JK é a autora dos livros que remodelaram não só o mercado literário, mas também o cinematográfico. Antes de Harry Potter, os fãs infanto-juvenis de fantasia e ficção passaram uma década esquecidos. Até que todos os estúdios e todas as editoras queriam o seu próprio Harry Potter. O poder e a influência que isso dá a alguém é quase imensurável.
Então quando ela tweeta para os seus mais de 14 milhões de seguidores que mulheres trans não são mulheres, apoia abertamente instituições transfóbicas e inviabiliza a existência de muitas pessoas só porque elas não cabem no quadrado preconceituoso que ela criou e que ela acredita como a única verdade… Sim, ela é perigosíssima.
Ela não só apoia financeiramente o plano de extermínio de uma parcela da população, ela destila um ódio que para muitos passa despercebido por debaixo da aura de “mulher branca feminista que não quer mal a ninguém”, mas que acha que sabe de tudo e tem certeza de tudo – mesmo aquilo que a ciência prova o contrário.

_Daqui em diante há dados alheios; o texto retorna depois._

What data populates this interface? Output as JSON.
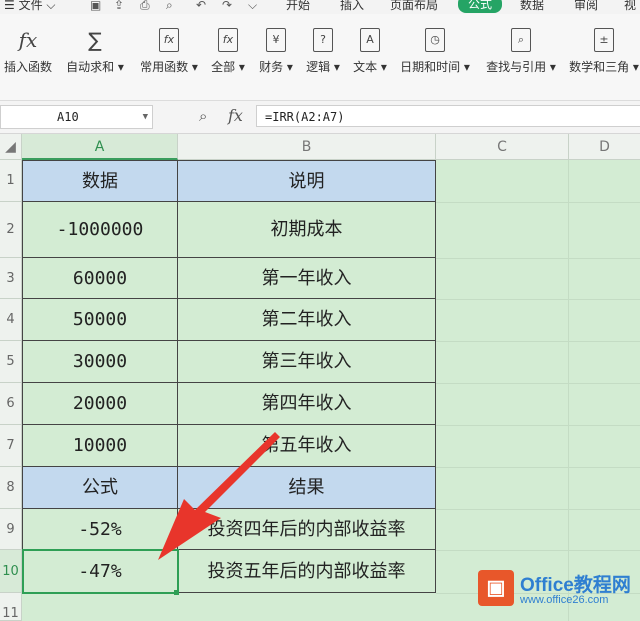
{
  "menubar": {
    "file": "文件",
    "tabs": [
      "开始",
      "插入",
      "页面布局",
      "公式",
      "数据",
      "审阅",
      "视"
    ],
    "active_tab": "公式",
    "active_color": "#25a465"
  },
  "ribbon": {
    "buttons": [
      {
        "label": "插入函数",
        "icon": "fx-icon",
        "glyph": "fx"
      },
      {
        "label": "自动求和",
        "icon": "sum-icon",
        "glyph": "∑"
      },
      {
        "label": "常用函数",
        "icon": "star-function-icon",
        "glyph": "fx"
      },
      {
        "label": "全部",
        "icon": "all-functions-icon",
        "glyph": "fx"
      },
      {
        "label": "财务",
        "icon": "finance-icon",
        "glyph": "¥"
      },
      {
        "label": "逻辑",
        "icon": "logic-icon",
        "glyph": "?"
      },
      {
        "label": "文本",
        "icon": "text-icon",
        "glyph": "A"
      },
      {
        "label": "日期和时间",
        "icon": "clock-icon",
        "glyph": "◷"
      },
      {
        "label": "查找与引用",
        "icon": "lookup-icon",
        "glyph": "⌕"
      },
      {
        "label": "数学和三角",
        "icon": "math-icon",
        "glyph": "±"
      }
    ]
  },
  "formula_bar": {
    "name_box": "A10",
    "fx": "fx",
    "formula": "=IRR(A2:A7)"
  },
  "sheet": {
    "columns": [
      "A",
      "B",
      "C",
      "D"
    ],
    "rows": [
      "1",
      "2",
      "3",
      "4",
      "5",
      "6",
      "7",
      "8",
      "9",
      "10",
      "11"
    ],
    "cells": [
      {
        "a": "数据",
        "b": "说明"
      },
      {
        "a": "-1000000",
        "b": "初期成本"
      },
      {
        "a": "60000",
        "b": "第一年收入"
      },
      {
        "a": "50000",
        "b": "第二年收入"
      },
      {
        "a": "30000",
        "b": "第三年收入"
      },
      {
        "a": "20000",
        "b": "第四年收入"
      },
      {
        "a": "10000",
        "b": "第五年收入"
      },
      {
        "a": "公式",
        "b": "结果"
      },
      {
        "a": "-52%",
        "b": "投资四年后的内部收益率"
      },
      {
        "a": "-47%",
        "b": "投资五年后的内部收益率"
      }
    ],
    "selected_cell": "A10",
    "header_fill": "#c3d9ee",
    "sheet_fill": "#d3ecd3",
    "arrow_color": "#e8352b"
  },
  "watermark": {
    "title": "Office教程网",
    "url": "www.office26.com",
    "logo_color": "#e8572a",
    "text_color": "#2f7fd1"
  }
}
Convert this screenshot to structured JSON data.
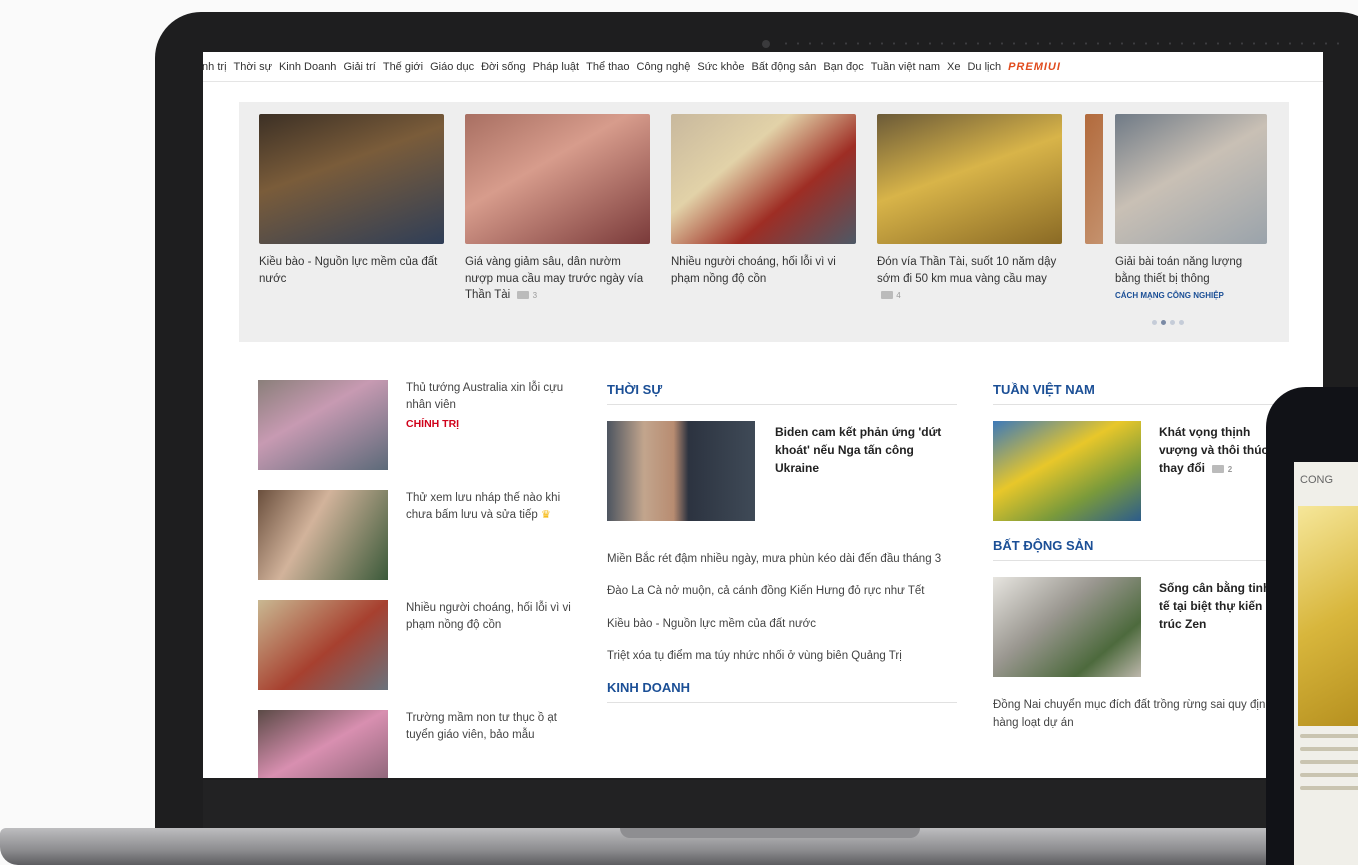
{
  "nav": {
    "items": [
      "ính trị",
      "Thời sự",
      "Kinh Doanh",
      "Giải trí",
      "Thế giới",
      "Giáo dục",
      "Đời sống",
      "Pháp luật",
      "Thể thao",
      "Công nghệ",
      "Sức khỏe",
      "Bất động sản",
      "Bạn đọc",
      "Tuần việt nam",
      "Xe",
      "Du lịch"
    ],
    "premium": "PREMIUI"
  },
  "carousel": {
    "items": [
      {
        "text": "Kiều bào - Nguồn lực mềm của đất nước",
        "comments": ""
      },
      {
        "text": "Giá vàng giảm sâu, dân nườm nượp mua cầu may trước ngày vía Thần Tài",
        "comments": "3"
      },
      {
        "text": "Nhiều người choáng, hối lỗi vì vi phạm nồng độ cồn",
        "comments": ""
      },
      {
        "text": "Đón vía Thần Tài, suốt 10 năm dậy sớm đi 50 km mua vàng cầu may",
        "comments": "4"
      },
      {
        "text": "Giải bài toán năng lượng bằng thiết bị thông",
        "category": "CÁCH MẠNG CÔNG NGHIỆP"
      }
    ]
  },
  "left": {
    "items": [
      {
        "text": "Thủ tướng Australia xin lỗi cựu nhân viên",
        "category": "CHÍNH TRỊ"
      },
      {
        "text": "Thử xem lưu nháp thế nào khi chưa bấm lưu và sửa tiếp",
        "category": ""
      },
      {
        "text": "Nhiều người choáng, hối lỗi vì vi phạm nồng độ cồn",
        "category": ""
      },
      {
        "text": "Trường mầm non tư thục ồ ạt tuyển giáo viên, bảo mẫu",
        "category": ""
      }
    ]
  },
  "mid": {
    "heading": "THỜI SỰ",
    "feature_title": "Biden cam kết phản ứng 'dứt khoát' nếu Nga tấn công Ukraine",
    "links": [
      "Miền Bắc rét đậm nhiều ngày, mưa phùn kéo dài đến đầu tháng 3",
      "Đào La Cà nở muộn, cả cánh đồng Kiến Hưng đỏ rực như Tết",
      "Kiều bào - Nguồn lực mềm của đất nước",
      "Triệt xóa tụ điểm ma túy nhức nhối ở vùng biên Quảng Trị"
    ],
    "heading2": "KINH DOANH"
  },
  "right": {
    "heading": "TUẦN VIỆT NAM",
    "feature1_title": "Khát vọng thịnh vượng và thôi thúc thay đổi",
    "feature1_comments": "2",
    "heading2": "BẤT ĐỘNG SẢN",
    "feature2_title": "Sống cân bằng tinh tế tại biệt thự kiến trúc Zen",
    "link": "Đồng Nai chuyển mục đích đất trồng rừng sai quy định ở hàng loạt dự án"
  },
  "phone": {
    "title": "CONG"
  },
  "colors": {
    "accent": "#1b4f96",
    "category_red": "#d0021b",
    "premium": "#e04b1d"
  }
}
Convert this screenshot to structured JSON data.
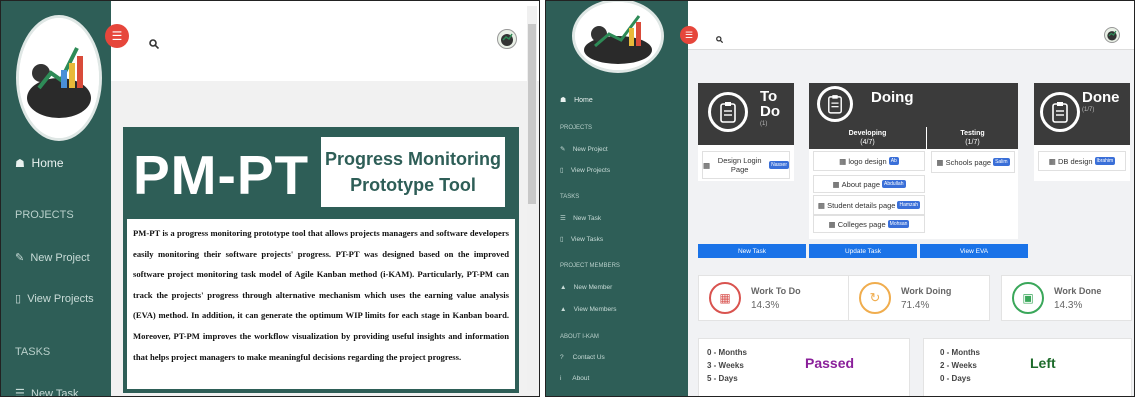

É difícil não escrever essas palavras cerrando os dentes de raiva, porque o que JK Rowling está fazendo não é um desfavor, é criminoso. É ativamente alimentar um sistema preconceituoso que vai custar a vida e a liberdade de milhares de pessoas, que vai sustentar a manutenção de uma sociedade que só é capaz de ver as pessoas através das lentes de seu gênero designado ao nascer. E isso vai, invariavelmente, criar uma sociedade cada vez mais cheia de ódio e intolerância – tudo aquilo que ela dizia lutar contra em Harry Potter.
A minha decisão
Eu não tomo essa decisão de maneira leve, porque Harry Potter teve e tem uma importância grande para mim. E foi também um elo entre eu a minha irmã. Foi também através de Harry Potter que eu lidei com o luto pela morte uma das minhas avós. Eu li os livros, assisti aos filmes e inclusive visitei os parques em Orlando.
Mas saber que eu estou financiando, mesmo que os meus poucos dinheiros sejam pequenos demais para a imensa fortuna de JK Rowling, uma máquina que destila ódio e coloca em risco a vida de tantas outras pessoas, é onde eu traço o meu limite.
É difícil demais se manter coerente em um mundo tão complexo como o nosso. Apesar do meu posicionamento em relação a JK e aos autores e diretores e músicos que eu cortei do meu consumo, eu ainda não consigo me livrar totalmente de outras formas com que o sistema capitalista e preconceituoso oprime outras pessoas, outras mulheres. Mas, para mim, é um passo de cada vez.